Os dados sobre as vidas das pessoas têm sua materialidade, na medida em que possibilitam o registro das internações e relações sociais como nunca antes na história. Podem servir tanto para vender mercadorias direcionadas para um determinado público ou mesmo personalizar determinados produtos para satisfação do corpo e do espírito, bem como para promover campanhas publicitárias, políticas e religiosas com o objetivo de disputar a consciência de milhões e até mesmo promover movimentos de massas reacionários.

Precisamos entender, de uma vez por todas que, na internet e nas redes sociais, não estamos lidando com mecanismos automáticos e desinteressados, mas com um sistema de coleta de dados quantificados em algoritmos, que valem trilhões e são completamente manipulados pelos interesses do capital financeiro, que atualmente possui entre seus mais importantes monopólios, ao lado dos bancos e da indústria do petróleo, as chamadas Big Data, concentradas em empresas como a Amazon, Facebook, Microsoft e Tesla.

A rigor, estamos falando de uma gigantesca indústria da desinformação, a maior e mais poderosa fábrica de notícias falsas desde os estados nazifascistas da Alemanha e Itália. Para lutar contra ela, será preciso ocupar de maneira científica, metódica e planejada o terreno da internet e das redes sociais, da mesma forma que será necessário disputar, no terreno do trabalho de base, as consciências, os laços de confiança e solidariedade de classe nos locais de trabalho, estudo e moradia com as igrejas neopentecostais, bem como começar a construir medidas de autodefesa dos movimentos sociais e debater propostas de segurança pública com as comunidades das periferias das grandes cidades, em alternativa às milícias e facções criminosas.

A importância das eleições municipais de 2020 como uma trincheira da luta contra o bolsonarismo

Para combater a força material das igrejas neopentecostais, das milícias e das redes sociais precisamos entendê-las como são: aparatos que estão a serviço da alienação e opressão das amplas massas da classe trabalhadora. As formas para disputar as consciências, laços de confiança e solidariedade em cada um desses terrenos serão distintas, complexas e exigirão estudo, tempo, paciência, tentativa e erro, perseverança e dedicação da esquerda socialista nos próximos anos.

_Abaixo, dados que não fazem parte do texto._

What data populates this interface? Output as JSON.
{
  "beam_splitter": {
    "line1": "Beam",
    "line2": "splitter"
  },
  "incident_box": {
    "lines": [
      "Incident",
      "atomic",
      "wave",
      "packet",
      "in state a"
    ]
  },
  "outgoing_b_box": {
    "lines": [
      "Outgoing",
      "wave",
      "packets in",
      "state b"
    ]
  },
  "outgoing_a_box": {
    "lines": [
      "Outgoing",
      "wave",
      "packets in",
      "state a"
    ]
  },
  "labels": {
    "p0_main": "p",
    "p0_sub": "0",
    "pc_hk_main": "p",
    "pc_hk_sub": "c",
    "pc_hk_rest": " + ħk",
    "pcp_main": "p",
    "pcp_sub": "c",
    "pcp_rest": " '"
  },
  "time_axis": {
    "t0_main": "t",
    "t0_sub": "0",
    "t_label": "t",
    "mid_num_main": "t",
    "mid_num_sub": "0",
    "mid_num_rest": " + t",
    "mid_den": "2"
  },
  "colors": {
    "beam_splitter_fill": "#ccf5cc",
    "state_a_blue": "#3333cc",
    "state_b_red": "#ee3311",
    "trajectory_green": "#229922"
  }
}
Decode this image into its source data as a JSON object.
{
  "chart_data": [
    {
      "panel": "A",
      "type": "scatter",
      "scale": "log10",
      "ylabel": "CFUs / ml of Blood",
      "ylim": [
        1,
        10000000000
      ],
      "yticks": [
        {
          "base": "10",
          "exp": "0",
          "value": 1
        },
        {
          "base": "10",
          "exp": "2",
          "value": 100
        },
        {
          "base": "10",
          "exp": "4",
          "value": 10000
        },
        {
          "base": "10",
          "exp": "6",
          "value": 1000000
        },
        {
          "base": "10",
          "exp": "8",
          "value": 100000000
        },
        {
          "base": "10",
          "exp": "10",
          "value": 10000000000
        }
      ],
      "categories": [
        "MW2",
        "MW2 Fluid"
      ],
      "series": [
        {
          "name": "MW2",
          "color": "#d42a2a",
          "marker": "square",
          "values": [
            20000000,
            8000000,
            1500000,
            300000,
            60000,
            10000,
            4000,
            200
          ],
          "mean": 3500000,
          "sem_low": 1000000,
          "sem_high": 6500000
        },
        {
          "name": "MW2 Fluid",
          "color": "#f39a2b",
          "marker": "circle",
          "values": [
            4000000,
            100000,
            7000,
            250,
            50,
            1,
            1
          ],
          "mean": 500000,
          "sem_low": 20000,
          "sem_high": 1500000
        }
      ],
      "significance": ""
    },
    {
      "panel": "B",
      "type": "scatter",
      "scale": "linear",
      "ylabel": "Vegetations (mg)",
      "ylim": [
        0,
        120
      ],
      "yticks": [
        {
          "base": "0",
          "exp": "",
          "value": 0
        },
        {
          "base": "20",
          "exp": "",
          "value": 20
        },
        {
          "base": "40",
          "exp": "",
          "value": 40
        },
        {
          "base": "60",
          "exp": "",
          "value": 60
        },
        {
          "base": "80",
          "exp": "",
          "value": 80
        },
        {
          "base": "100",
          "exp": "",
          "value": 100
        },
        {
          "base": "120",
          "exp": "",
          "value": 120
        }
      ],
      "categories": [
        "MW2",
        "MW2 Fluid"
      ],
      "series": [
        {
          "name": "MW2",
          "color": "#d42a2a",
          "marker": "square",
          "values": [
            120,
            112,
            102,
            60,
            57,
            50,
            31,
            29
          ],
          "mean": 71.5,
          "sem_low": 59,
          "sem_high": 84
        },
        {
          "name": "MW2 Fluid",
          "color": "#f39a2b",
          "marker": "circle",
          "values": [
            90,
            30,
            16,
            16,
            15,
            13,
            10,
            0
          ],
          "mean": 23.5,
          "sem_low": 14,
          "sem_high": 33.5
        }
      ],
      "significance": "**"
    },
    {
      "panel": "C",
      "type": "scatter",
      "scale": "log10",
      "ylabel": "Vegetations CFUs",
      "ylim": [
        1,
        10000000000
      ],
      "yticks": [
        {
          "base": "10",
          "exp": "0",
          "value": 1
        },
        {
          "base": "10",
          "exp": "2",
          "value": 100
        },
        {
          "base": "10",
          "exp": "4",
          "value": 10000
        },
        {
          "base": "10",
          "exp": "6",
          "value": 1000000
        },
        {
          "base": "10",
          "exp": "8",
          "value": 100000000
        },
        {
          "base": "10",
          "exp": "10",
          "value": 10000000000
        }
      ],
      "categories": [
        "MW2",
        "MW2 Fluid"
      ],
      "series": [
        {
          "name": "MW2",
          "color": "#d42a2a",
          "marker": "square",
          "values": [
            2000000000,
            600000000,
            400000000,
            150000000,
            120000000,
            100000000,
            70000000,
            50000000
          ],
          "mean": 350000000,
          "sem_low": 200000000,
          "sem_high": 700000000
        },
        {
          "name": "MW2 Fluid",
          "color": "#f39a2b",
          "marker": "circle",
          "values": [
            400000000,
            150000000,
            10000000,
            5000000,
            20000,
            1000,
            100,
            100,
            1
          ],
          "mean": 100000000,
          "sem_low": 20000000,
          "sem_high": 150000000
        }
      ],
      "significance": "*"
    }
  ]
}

Mais do que qualquer pesquisa, devido a ausência de ações de massas na presente conjuntura, serão as eleições municipais deste ano o grande termômetro para medir a dimensão do fenômeno da aceitação do bolsonarismo e seus representantes locais entre os setores mais explorados e oprimidos da classe trabalhadora, bem como para medir o alcance das candidaturas da esquerda socialista em alternativa tanto ao bolsonarismo, quanto aos candidatos liberais-democratas dos partidos burgueses tradicionais e aos sociais-liberais da esquerda reformista que governou o país por 13 anos. É isso que o desenvolvimento da realidade está demonstrando, quer gostemos ou não.

Portanto, caberá à esquerda socialista intensificar a luta política para mudar a presente situação reacionária. E o primeiro passo para isso é compreender a difícil realidade, fazendo da campanha eleitoral uma trincheira da classe trabalhadora sobretudo contra o bolsonarismo, que se apresentará mais uma vez, nestas eleições municipais, com as vestes dos partidos da bíblia e da bala, amparados pelos magnatas do capital financeiro e da Big Data.